Грум, как глава победившей в дискуссии о войне с Церковью группы, уже вовсю рассуждал о будущем штурме, без обсуждений принимая на себя командование отрядом:
– Ромуру уже допросили, и раз монахи заявились к Тшевам в дом, значит, он рассказал уже и о сестре, и о книгах, и о нас…
– И зачем вы идете за тем, кто выдал нас Инквизиции? – повысил голос господин Хет.
– Затем, что это рассказал бы любой, кого арестовали Псы, – пробасил Грум. – Даже вы, уважаемый Хет.
– Под пытками – да, рассказал бы за милую душу, – не стал спорить ученый. – Но не в первые же минуты допроса.
– Откуда вы знаете, что его не пытали? – Улиа готова была накинуться на Хета и удавить старика голыми руками.
– Оттуда, девочка моя, что у Инквизиции есть протокол, которого церковники неукоснительно придерживаются, – просто сказал старик. – Но я уже вижу… Нет смысла в моих речах, ибо нет ушей, способных услышать. И я умолкаю.
– Да уж сделайте одолжение, – едко сказал Оспа. – Грум, говори.
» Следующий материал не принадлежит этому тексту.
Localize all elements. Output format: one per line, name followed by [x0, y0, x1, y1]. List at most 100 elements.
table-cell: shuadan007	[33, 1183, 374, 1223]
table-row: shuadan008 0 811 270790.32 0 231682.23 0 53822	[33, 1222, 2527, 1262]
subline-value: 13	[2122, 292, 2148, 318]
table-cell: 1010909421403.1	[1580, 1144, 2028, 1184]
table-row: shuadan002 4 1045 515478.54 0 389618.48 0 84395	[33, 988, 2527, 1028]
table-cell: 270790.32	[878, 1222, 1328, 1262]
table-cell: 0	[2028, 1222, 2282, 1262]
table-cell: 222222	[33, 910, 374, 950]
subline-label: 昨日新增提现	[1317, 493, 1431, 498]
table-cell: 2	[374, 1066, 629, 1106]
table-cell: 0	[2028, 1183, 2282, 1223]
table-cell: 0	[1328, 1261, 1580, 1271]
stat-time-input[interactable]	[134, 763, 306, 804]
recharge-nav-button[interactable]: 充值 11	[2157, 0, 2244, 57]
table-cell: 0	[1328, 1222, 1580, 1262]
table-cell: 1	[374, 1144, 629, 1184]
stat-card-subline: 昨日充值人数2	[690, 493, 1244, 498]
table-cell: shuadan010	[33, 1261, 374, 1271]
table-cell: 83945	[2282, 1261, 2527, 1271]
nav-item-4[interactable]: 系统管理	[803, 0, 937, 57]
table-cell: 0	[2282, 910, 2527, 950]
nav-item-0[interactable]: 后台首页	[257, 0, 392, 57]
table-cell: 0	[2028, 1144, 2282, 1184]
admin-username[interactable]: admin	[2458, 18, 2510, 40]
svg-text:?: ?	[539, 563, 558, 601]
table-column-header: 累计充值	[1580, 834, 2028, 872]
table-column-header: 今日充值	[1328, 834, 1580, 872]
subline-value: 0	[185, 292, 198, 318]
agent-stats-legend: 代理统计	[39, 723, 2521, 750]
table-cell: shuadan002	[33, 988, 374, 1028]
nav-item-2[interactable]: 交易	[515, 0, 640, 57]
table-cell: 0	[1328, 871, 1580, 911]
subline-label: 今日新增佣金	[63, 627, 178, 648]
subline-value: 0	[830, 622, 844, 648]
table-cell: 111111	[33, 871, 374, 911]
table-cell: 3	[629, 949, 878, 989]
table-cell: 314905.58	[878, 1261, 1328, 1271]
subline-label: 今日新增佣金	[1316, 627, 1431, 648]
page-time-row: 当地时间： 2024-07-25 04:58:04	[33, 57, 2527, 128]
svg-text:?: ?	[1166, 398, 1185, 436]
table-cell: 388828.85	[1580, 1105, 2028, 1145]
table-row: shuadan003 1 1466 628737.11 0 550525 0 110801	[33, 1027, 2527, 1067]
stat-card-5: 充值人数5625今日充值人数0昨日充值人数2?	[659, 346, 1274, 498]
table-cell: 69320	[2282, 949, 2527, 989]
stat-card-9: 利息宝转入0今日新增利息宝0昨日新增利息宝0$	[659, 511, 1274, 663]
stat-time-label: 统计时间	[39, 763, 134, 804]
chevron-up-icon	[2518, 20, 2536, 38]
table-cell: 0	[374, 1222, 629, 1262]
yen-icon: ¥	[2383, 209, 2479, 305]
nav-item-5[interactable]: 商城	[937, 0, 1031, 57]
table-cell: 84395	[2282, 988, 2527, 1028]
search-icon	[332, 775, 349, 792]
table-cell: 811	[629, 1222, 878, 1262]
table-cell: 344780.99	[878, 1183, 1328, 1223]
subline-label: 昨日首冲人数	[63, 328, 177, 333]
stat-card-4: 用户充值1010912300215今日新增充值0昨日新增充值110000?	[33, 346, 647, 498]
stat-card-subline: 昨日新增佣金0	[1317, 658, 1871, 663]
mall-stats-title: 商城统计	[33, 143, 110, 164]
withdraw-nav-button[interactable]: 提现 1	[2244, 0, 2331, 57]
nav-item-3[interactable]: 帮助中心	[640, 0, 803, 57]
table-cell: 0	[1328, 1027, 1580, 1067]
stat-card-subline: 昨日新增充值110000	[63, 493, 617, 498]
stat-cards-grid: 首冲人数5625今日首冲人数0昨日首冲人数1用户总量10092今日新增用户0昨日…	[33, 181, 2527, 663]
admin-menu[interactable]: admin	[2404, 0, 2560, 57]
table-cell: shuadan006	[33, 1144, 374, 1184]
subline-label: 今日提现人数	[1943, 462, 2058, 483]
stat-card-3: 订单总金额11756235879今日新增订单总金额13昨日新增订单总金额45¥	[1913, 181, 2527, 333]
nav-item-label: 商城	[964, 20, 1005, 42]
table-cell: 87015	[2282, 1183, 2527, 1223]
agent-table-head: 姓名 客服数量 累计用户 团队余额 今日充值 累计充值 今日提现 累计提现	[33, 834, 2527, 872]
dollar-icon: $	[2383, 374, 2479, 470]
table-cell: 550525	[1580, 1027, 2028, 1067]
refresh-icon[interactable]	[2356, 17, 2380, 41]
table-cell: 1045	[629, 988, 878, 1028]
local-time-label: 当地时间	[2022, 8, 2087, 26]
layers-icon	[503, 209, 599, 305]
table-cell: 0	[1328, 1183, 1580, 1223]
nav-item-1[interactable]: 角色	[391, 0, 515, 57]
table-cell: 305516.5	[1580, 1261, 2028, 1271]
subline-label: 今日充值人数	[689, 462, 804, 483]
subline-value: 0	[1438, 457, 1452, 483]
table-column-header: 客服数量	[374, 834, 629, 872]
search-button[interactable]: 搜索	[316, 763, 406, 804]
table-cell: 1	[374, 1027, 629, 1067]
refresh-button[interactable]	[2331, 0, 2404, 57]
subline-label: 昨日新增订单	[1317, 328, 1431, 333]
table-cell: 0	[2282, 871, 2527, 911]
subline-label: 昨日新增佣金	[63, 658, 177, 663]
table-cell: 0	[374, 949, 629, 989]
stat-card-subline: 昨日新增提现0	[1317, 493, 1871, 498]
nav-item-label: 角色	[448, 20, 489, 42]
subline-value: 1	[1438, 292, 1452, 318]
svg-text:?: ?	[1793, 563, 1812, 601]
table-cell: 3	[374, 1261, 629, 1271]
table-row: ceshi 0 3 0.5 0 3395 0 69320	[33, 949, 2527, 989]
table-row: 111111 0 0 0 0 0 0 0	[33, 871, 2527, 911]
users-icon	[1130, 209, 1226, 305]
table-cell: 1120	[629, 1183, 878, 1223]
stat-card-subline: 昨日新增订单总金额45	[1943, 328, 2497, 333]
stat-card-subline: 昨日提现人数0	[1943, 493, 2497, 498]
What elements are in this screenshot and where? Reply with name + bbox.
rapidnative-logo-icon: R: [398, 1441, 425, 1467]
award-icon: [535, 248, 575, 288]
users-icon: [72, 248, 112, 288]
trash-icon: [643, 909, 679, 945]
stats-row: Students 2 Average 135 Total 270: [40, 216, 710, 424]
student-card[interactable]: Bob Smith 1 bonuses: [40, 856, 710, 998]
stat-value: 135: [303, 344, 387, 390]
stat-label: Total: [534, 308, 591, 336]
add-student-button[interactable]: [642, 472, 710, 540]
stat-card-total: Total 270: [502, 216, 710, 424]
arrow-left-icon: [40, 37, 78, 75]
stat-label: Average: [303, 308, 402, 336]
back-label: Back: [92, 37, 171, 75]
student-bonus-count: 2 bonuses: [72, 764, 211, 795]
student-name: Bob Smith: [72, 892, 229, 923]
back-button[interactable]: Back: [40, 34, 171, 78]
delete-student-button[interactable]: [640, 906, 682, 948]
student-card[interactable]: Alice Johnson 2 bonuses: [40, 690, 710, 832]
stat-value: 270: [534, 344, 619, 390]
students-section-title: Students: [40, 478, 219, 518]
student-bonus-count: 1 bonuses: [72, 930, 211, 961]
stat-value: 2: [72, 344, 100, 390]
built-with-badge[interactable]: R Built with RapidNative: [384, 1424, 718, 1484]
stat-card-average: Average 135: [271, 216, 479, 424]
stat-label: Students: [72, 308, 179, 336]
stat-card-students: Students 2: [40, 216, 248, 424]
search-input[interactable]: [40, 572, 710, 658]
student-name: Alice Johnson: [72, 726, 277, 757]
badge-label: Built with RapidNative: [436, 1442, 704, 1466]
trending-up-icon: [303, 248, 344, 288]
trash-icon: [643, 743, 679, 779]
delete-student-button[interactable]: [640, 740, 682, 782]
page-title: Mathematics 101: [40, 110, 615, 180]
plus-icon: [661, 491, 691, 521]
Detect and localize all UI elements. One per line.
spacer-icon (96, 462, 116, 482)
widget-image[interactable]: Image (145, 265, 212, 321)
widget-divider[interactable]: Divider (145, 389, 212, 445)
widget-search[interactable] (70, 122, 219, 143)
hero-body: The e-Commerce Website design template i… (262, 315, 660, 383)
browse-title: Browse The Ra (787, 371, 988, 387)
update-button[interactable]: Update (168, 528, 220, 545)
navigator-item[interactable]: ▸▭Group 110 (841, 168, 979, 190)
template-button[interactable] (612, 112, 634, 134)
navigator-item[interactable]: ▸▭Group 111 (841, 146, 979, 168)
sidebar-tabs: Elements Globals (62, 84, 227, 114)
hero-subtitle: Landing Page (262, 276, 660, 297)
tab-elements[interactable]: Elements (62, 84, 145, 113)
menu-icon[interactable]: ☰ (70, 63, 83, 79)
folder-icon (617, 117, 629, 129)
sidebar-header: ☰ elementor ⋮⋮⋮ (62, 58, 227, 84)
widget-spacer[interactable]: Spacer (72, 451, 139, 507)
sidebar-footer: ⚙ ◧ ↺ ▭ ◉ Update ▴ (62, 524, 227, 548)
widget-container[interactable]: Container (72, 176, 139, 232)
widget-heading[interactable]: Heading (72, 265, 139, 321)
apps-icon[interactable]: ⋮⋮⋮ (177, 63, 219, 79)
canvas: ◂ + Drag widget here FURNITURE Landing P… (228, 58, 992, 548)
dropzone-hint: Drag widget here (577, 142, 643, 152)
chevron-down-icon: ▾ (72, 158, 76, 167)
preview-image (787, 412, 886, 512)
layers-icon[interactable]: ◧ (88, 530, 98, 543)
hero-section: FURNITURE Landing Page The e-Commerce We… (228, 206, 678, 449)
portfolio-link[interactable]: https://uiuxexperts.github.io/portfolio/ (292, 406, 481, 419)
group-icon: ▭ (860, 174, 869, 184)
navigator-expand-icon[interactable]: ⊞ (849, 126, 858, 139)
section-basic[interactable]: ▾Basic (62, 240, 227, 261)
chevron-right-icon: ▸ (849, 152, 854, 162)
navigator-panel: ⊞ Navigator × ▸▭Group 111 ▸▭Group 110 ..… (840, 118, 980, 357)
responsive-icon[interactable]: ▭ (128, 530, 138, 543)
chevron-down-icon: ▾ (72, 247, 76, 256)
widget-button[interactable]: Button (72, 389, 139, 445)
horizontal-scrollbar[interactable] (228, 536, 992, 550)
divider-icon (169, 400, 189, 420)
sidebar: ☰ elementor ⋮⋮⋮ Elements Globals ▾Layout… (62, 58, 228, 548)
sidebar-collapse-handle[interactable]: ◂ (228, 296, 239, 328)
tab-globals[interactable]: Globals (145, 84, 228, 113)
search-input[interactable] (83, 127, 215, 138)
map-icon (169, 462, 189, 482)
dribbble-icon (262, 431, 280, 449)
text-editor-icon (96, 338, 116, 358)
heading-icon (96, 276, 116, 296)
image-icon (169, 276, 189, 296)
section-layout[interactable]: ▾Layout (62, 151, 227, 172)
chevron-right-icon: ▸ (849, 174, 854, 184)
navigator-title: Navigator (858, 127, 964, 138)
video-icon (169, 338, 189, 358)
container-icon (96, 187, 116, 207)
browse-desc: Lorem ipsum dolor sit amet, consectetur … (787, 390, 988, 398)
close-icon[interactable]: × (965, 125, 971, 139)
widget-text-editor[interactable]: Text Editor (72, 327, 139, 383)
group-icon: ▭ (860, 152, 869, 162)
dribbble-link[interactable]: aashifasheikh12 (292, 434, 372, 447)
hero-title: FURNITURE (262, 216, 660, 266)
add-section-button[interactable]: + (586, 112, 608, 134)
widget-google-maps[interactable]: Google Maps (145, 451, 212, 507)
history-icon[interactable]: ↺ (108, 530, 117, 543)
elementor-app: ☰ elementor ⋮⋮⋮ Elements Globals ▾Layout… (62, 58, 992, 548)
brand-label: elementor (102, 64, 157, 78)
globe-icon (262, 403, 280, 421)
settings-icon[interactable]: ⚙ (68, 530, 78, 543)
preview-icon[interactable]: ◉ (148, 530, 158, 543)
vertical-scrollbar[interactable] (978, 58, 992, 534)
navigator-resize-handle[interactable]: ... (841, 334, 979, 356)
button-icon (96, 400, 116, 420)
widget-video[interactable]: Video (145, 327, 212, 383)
– Лучше всего штурмовать, перед тем как сменится охрана… Но еще лучше, если планировать атаку будет Руис. Он ведь воевал…
– Грабил, – нарушил обещание и громко поправил Грума господин Хет, но на него никто не обратил внимания.
– …ему лучше знать, как нужно нападать. Мы должны верить ему! Все ему верят! Наш брат, наш Ромура – он ему верил!
– Ну и где теперь Ромура? – спросил Виль столь тихо, что услышал его только Рейхар.
Так Ромура постепенно делался мучеником, почти святым в этой небольшой еретической общине. Уже никто и не думал, чем был Тшев на самом деле, он, сдавшийся монахам без сопротивления, становился символом борьбы и свободы. Рейхар наблюдал за толпой и думал, что они, пожалуй, ничем не отличаются от истинно верующих, которых сами же то жалеют, то презирают.
Символом Церкви был Мир: круг, изображающий Мировой Свет, и расположенный под ним полукруг, изображающий Мировую Чашу. Круг и полукруг увенчивали верхушки церквей, были нарисованы на воротах монастырей, вырезаны на дверях и окнах домов. Символ был вышит монахинями из женских монастырей на рясах священнослужителей, символ гравировался на доспехах воинов. И именно в символ Мирового Света складывался кулак горожан, прижатый к груди, это был принятый церковный жест, и охранный – «Свет в сердце». Но была у этого символа и атакующая форма. Особенный удар монахов-псов наносился этим священным сжатым кулаком в позвоночник жертве. При этом монах фанатично кричал о боге, а его жертва кричала от боли. Позвоночник ломался, еретик был обез-движен ниже пояса и теперь не мог убежать от очищающего гнева Церкви.